The act of decolonizing knowledge systems involves recovering and renewing traditional, non-commodified cultural patterns, such as the sustenance of intergenerational relationships and traditional practices. A decline in beaver harvesting, which was once an integral part of the Omushkego Cree culture, has resulted in an overabundance of beavers and dams, which has negatively affected communities by increasing the local flooding events and impacting the water quality. The aim of the Amisk (beaver) program was to reconnect the Elders and youth to revitalize traditional on-the-land activities and, in the present case, beaver harvesting and associated activities within the community. The program and evaluation were built using a two-eyed seeing (Etuaptmumk) and community-based participatory research approach. Salivary cortisol, a biomedical measure of stress, was collected before and after participation in the program.

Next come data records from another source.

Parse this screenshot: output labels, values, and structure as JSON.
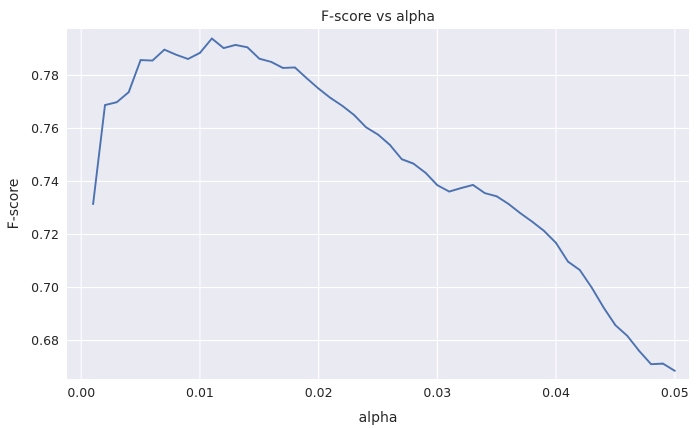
{
  "chart_data": {
    "type": "line",
    "title": "F-score vs alpha",
    "xlabel": "alpha",
    "ylabel": "F-score",
    "xlim": [
      -0.0012,
      0.0512
    ],
    "ylim": [
      0.6655,
      0.7975
    ],
    "xticks": [
      0.0,
      0.01,
      0.02,
      0.03,
      0.04,
      0.05
    ],
    "xtick_labels": [
      "0.00",
      "0.01",
      "0.02",
      "0.03",
      "0.04",
      "0.05"
    ],
    "yticks": [
      0.68,
      0.7,
      0.72,
      0.74,
      0.76,
      0.78
    ],
    "ytick_labels": [
      "0.68",
      "0.70",
      "0.72",
      "0.74",
      "0.76",
      "0.78"
    ],
    "grid": true,
    "series": [
      {
        "color": "#4c72b0",
        "x": [
          0.001,
          0.002,
          0.003,
          0.004,
          0.005,
          0.006,
          0.007,
          0.008,
          0.009,
          0.01,
          0.011,
          0.012,
          0.013,
          0.014,
          0.015,
          0.016,
          0.017,
          0.018,
          0.019,
          0.02,
          0.021,
          0.022,
          0.023,
          0.024,
          0.025,
          0.026,
          0.027,
          0.028,
          0.029,
          0.03,
          0.031,
          0.032,
          0.033,
          0.034,
          0.035,
          0.036,
          0.037,
          0.038,
          0.039,
          0.04,
          0.041,
          0.042,
          0.043,
          0.044,
          0.045,
          0.046,
          0.047,
          0.048,
          0.049,
          0.05
        ],
        "y": [
          0.7315,
          0.7688,
          0.7699,
          0.7737,
          0.7858,
          0.7856,
          0.7897,
          0.7878,
          0.7862,
          0.7885,
          0.7939,
          0.7903,
          0.7915,
          0.7906,
          0.7863,
          0.7851,
          0.7828,
          0.783,
          0.7789,
          0.775,
          0.7715,
          0.7685,
          0.765,
          0.7604,
          0.7577,
          0.7538,
          0.7484,
          0.7467,
          0.7433,
          0.7386,
          0.7362,
          0.7375,
          0.7387,
          0.7356,
          0.7344,
          0.7315,
          0.728,
          0.7248,
          0.7213,
          0.7168,
          0.7098,
          0.7066,
          0.7,
          0.6925,
          0.6858,
          0.6818,
          0.6761,
          0.6711,
          0.6713,
          0.6686
        ]
      }
    ]
  }
}
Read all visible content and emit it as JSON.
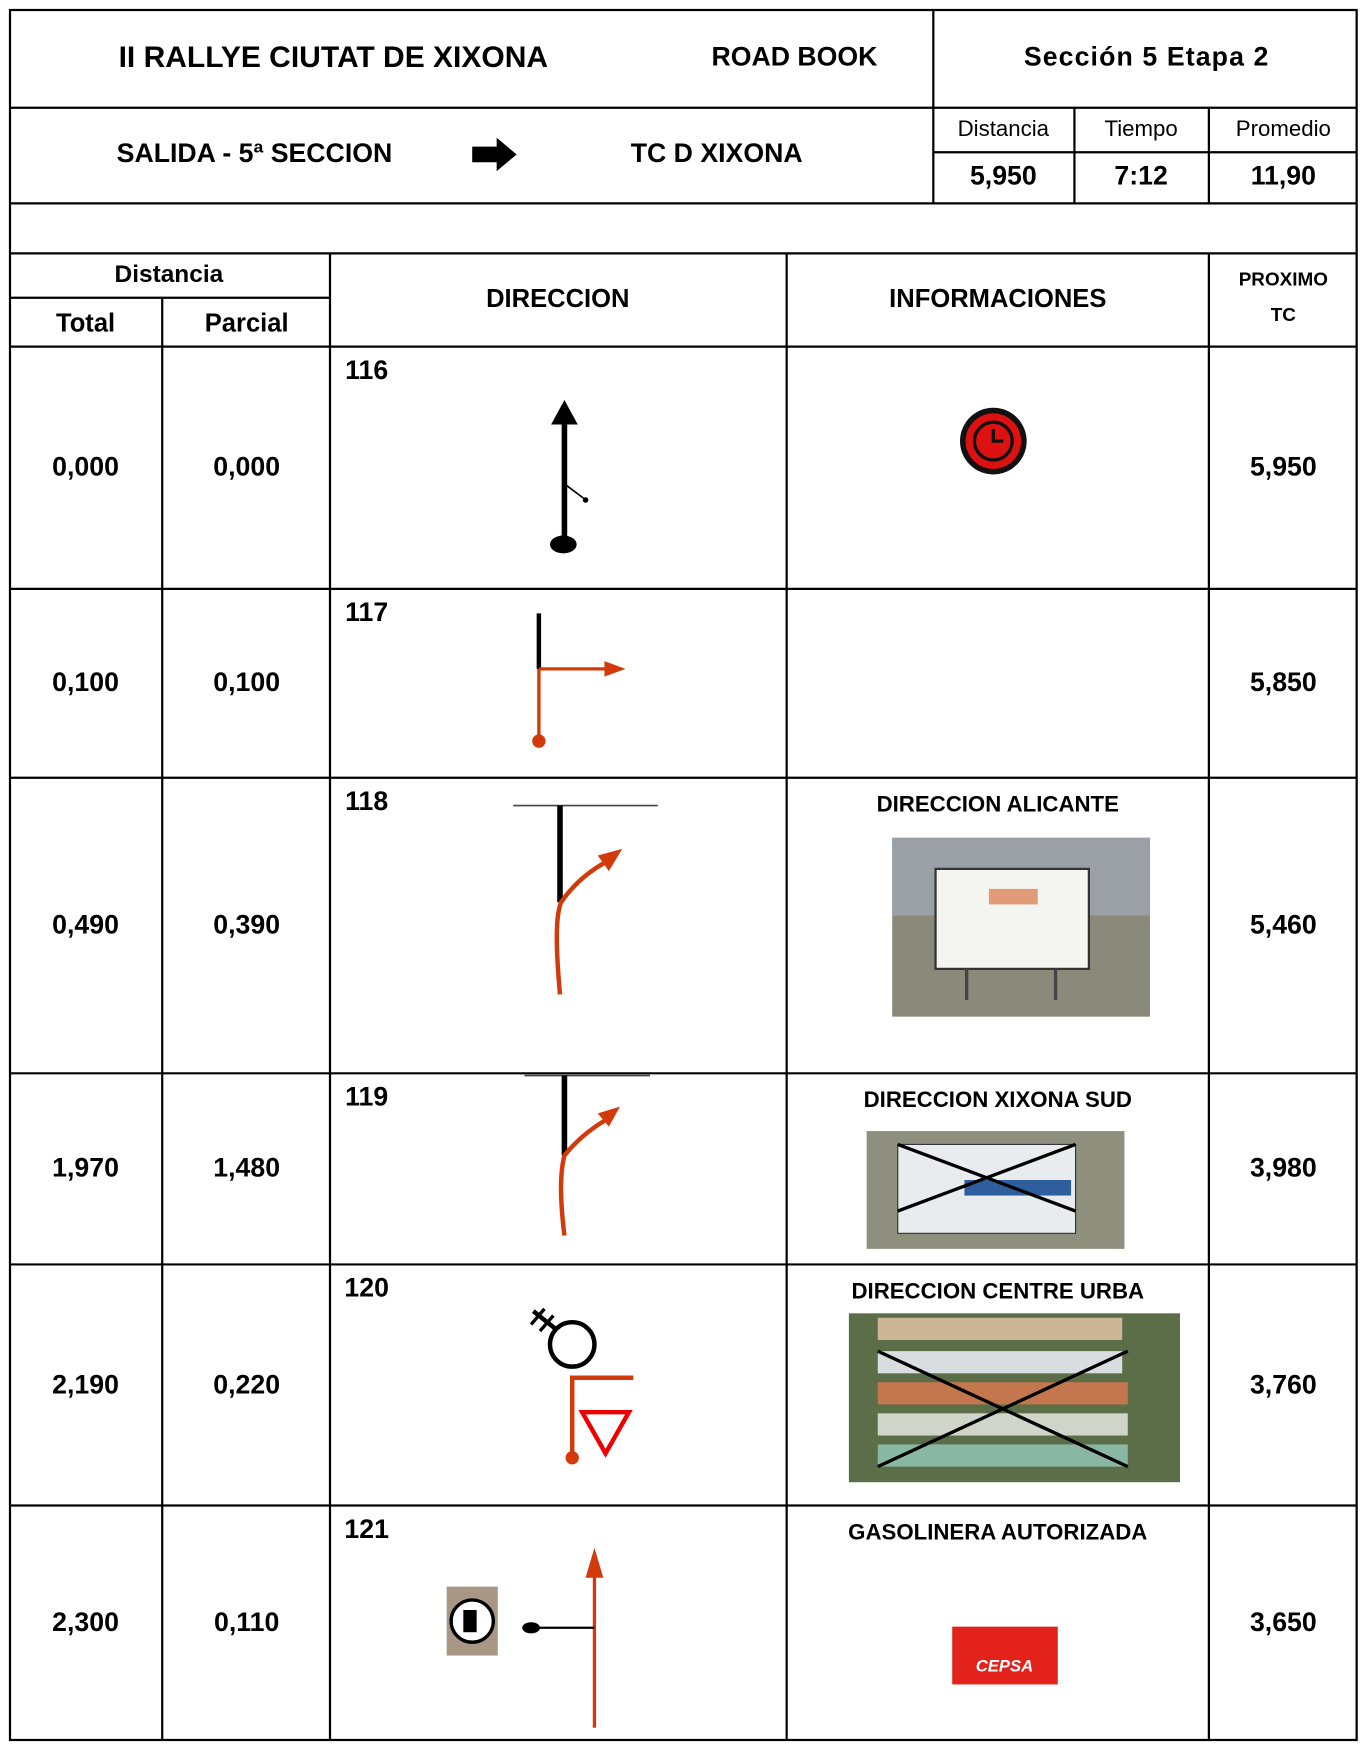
{
  "header": {
    "title": "II RALLYE CIUTAT DE XIXONA",
    "subtitle": "ROAD BOOK",
    "section": "Sección 5 Etapa 2",
    "route_from": "SALIDA - 5ª SECCION",
    "route_to": "TC D XIXONA",
    "stats": {
      "labels": [
        "Distancia",
        "Tiempo",
        "Promedio"
      ],
      "values": [
        "5,950",
        "7:12",
        "11,90"
      ]
    }
  },
  "table": {
    "group_header": "Distancia",
    "columns": [
      "Total",
      "Parcial",
      "DIRECCION",
      "INFORMACIONES",
      "PROXIMO TC"
    ],
    "rows": [
      {
        "number": "116",
        "total": "0,000",
        "parcial": "0,000",
        "proximo": "5,950"
      },
      {
        "number": "117",
        "total": "0,100",
        "parcial": "0,100",
        "proximo": "5,850"
      },
      {
        "number": "118",
        "total": "0,490",
        "parcial": "0,390",
        "info": "DIRECCION ALICANTE",
        "proximo": "5,460"
      },
      {
        "number": "119",
        "total": "1,970",
        "parcial": "1,480",
        "info": "DIRECCION XIXONA SUD",
        "proximo": "3,980"
      },
      {
        "number": "120",
        "total": "2,190",
        "parcial": "0,220",
        "info": "DIRECCION CENTRE URBA",
        "proximo": "3,760"
      },
      {
        "number": "121",
        "total": "2,300",
        "parcial": "0,110",
        "info": "GASOLINERA AUTORIZADA",
        "logo": "CEPSA",
        "proximo": "3,650"
      }
    ]
  }
}
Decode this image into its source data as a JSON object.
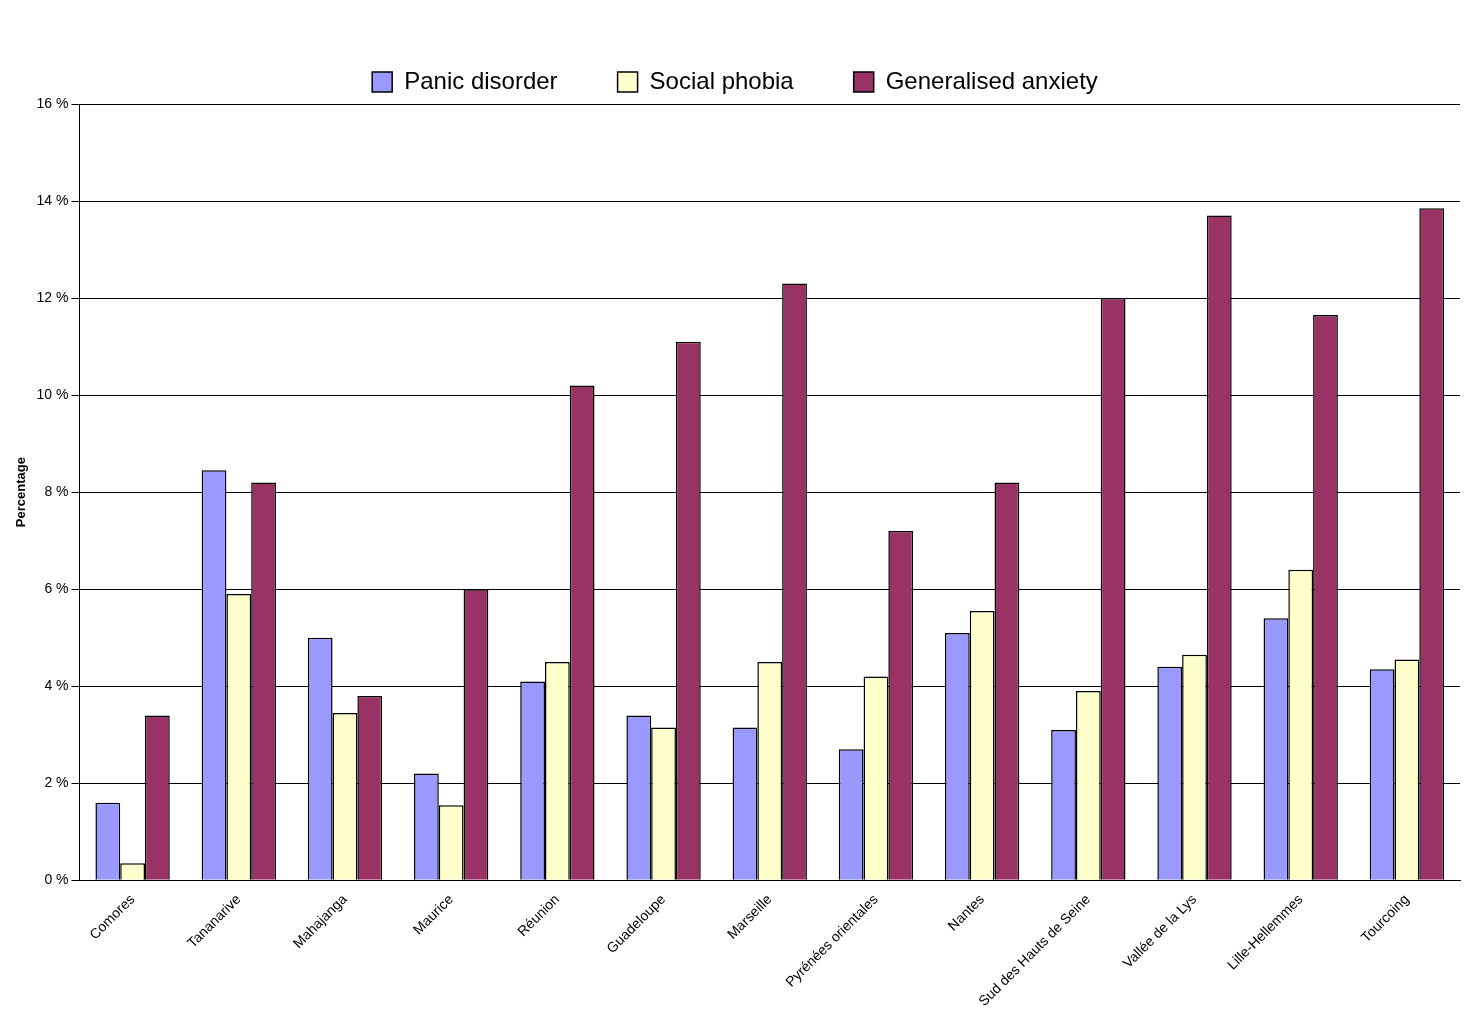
{
  "chart_data": {
    "type": "bar",
    "ylabel": "Percentage",
    "categories": [
      "Comores",
      "Tananarive",
      "Mahajanga",
      "Maurice",
      "Réunion",
      "Guadeloupe",
      "Marseille",
      "Pyrénées orientales",
      "Nantes",
      "Sud des Hauts de Seine",
      "Vallée de la Lys",
      "Lille-Hellemmes",
      "Tourcoing"
    ],
    "series": [
      {
        "name": "Panic disorder",
        "color": "#9999ff",
        "values": [
          1.6,
          8.45,
          5.0,
          2.2,
          4.1,
          3.4,
          3.15,
          2.7,
          5.1,
          3.1,
          4.4,
          5.4,
          4.35
        ]
      },
      {
        "name": "Social phobia",
        "color": "#ffffcc",
        "values": [
          0.35,
          5.9,
          3.45,
          1.55,
          4.5,
          3.15,
          4.5,
          4.2,
          5.55,
          3.9,
          4.65,
          6.4,
          4.55
        ]
      },
      {
        "name": "Generalised anxiety",
        "color": "#993366",
        "values": [
          3.4,
          8.2,
          3.8,
          6.0,
          10.2,
          11.1,
          12.3,
          7.2,
          8.2,
          12.0,
          13.7,
          11.65,
          13.85
        ]
      }
    ],
    "ylim": [
      0,
      16
    ],
    "yticks": [
      {
        "value": 0,
        "label": "0 %"
      },
      {
        "value": 2,
        "label": "2 %"
      },
      {
        "value": 4,
        "label": "4 %"
      },
      {
        "value": 6,
        "label": "6 %"
      },
      {
        "value": 8,
        "label": "8 %"
      },
      {
        "value": 10,
        "label": "10 %"
      },
      {
        "value": 12,
        "label": "12 %"
      },
      {
        "value": 14,
        "label": "14 %"
      },
      {
        "value": 16,
        "label": "16 %"
      }
    ],
    "grid": "y",
    "legend": "top"
  }
}
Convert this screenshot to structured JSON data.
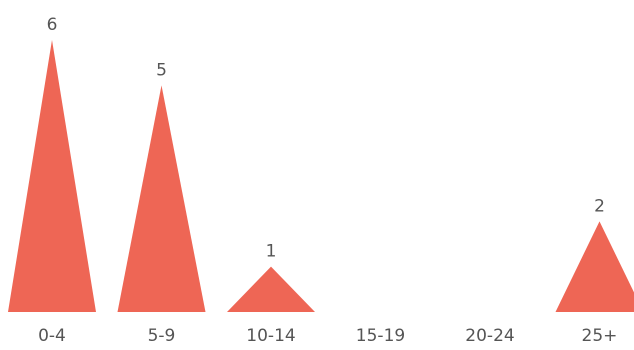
{
  "chart_data": {
    "type": "bar",
    "categories": [
      "0-4",
      "5-9",
      "10-14",
      "15-19",
      "20-24",
      "25+"
    ],
    "values": [
      6,
      5,
      1,
      0,
      0,
      2
    ],
    "data_labels": [
      "6",
      "5",
      "1",
      "",
      "",
      "2"
    ],
    "title": "",
    "xlabel": "",
    "ylabel": "",
    "ylim": [
      0,
      6
    ],
    "grid": false,
    "legend": "none",
    "mark_shape": "triangle",
    "colors": {
      "bar": "#ee6655",
      "text": "#555555",
      "background": "#ffffff"
    }
  }
}
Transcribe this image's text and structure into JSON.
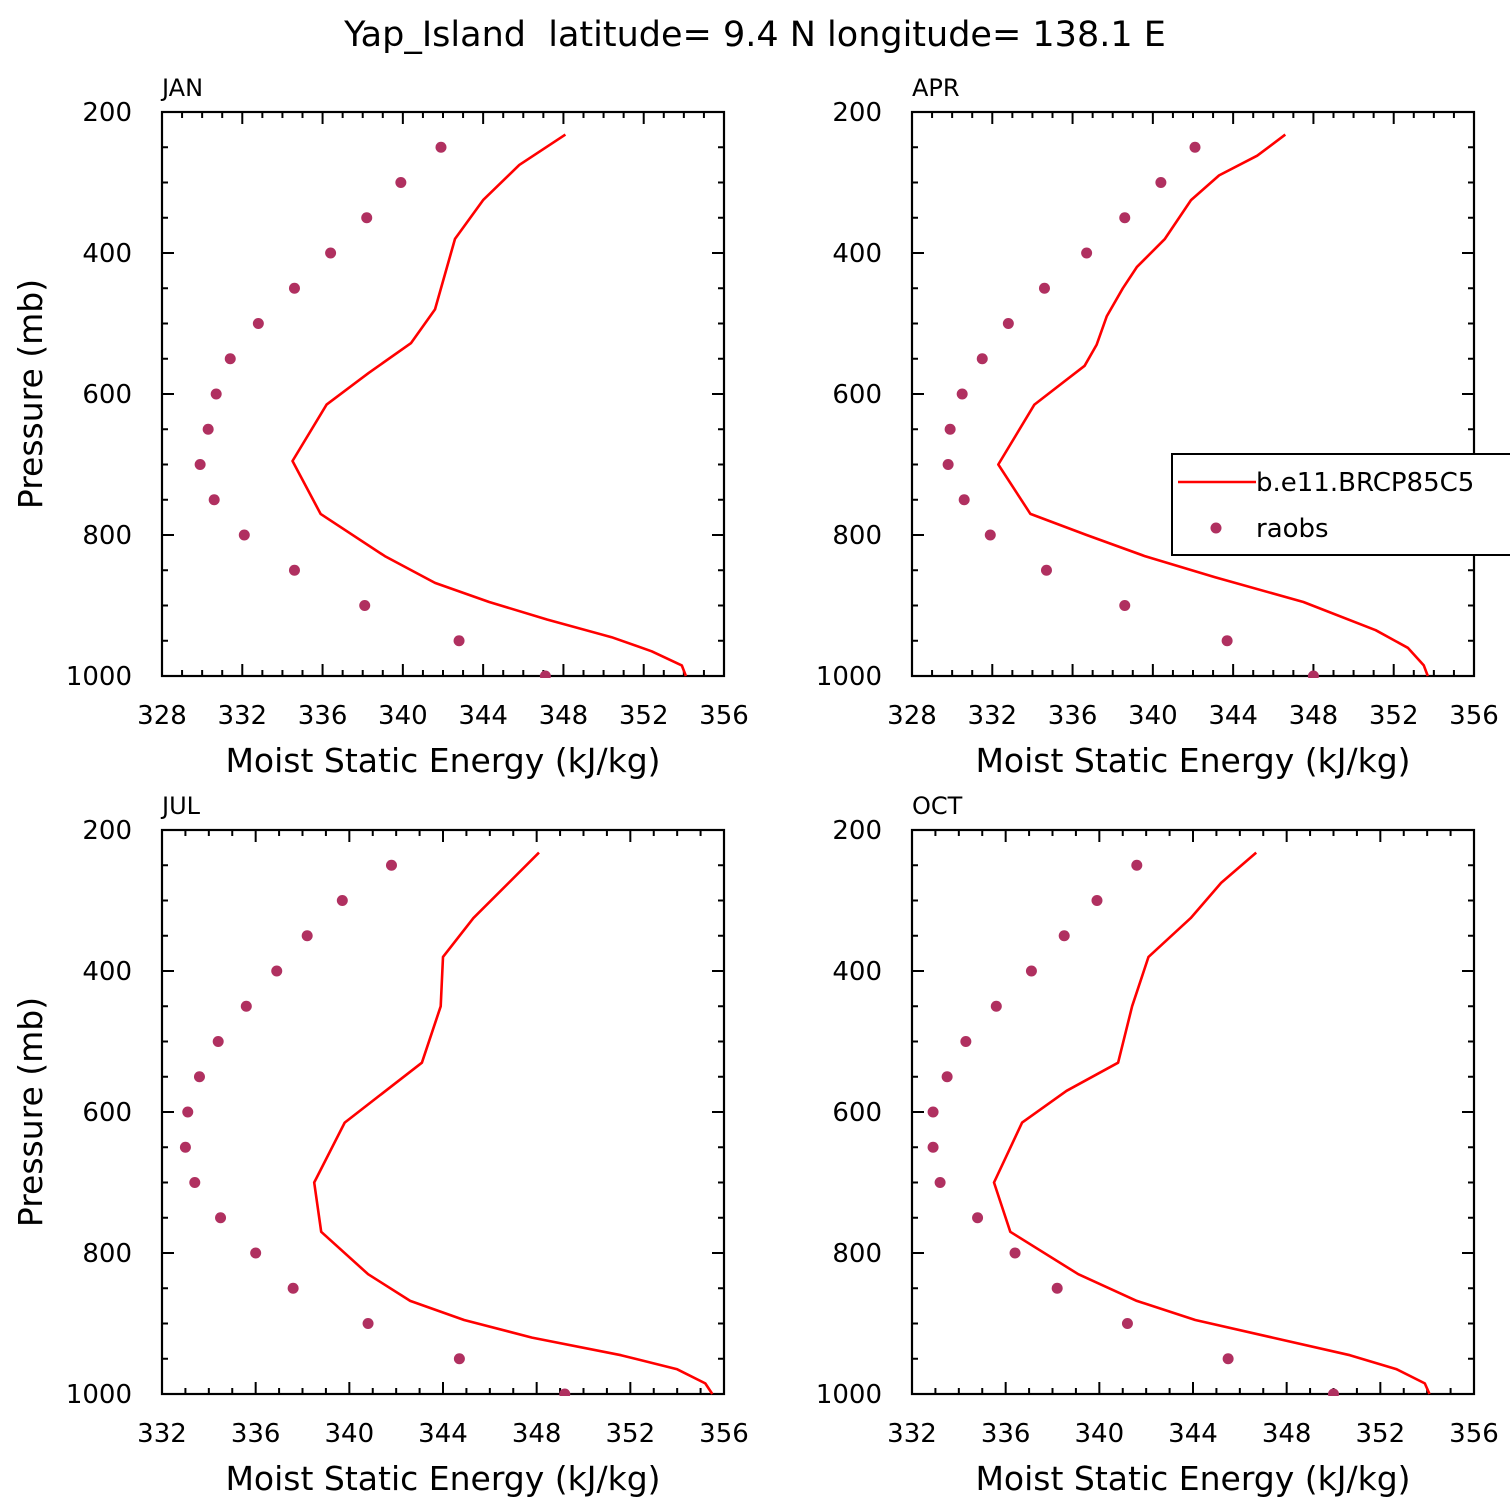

Photovoice, along with semi-directed interviews, were employed to identify the key elements of well-being from a First Nations' perspective. For the beaver harvesting activities, the changes observed in the cortisol concentrations were not statistically significant (p = 0.094). However, the act of beaver dam removal was associated with a statistically significant increase in the post-participation cortisol concentration (p = 0.021). It was noteworthy that increased stress during the removal of the beaver dams-as indicated by the elevated post-activity cortisol levels-were not reflected in a decrease in the qualitative measures (semi-directed interviews and photovoice) of well-being from an Indigenous perspective. In fact, there was a noted increase in the subjective well-being of the participants, which highlights the importance of multiple perspectives when assessing well-being, especially in Indigenous peoples. However, the cortisol findings of the present pilot project need to be interpreted with caution, due to the limited sample sizes.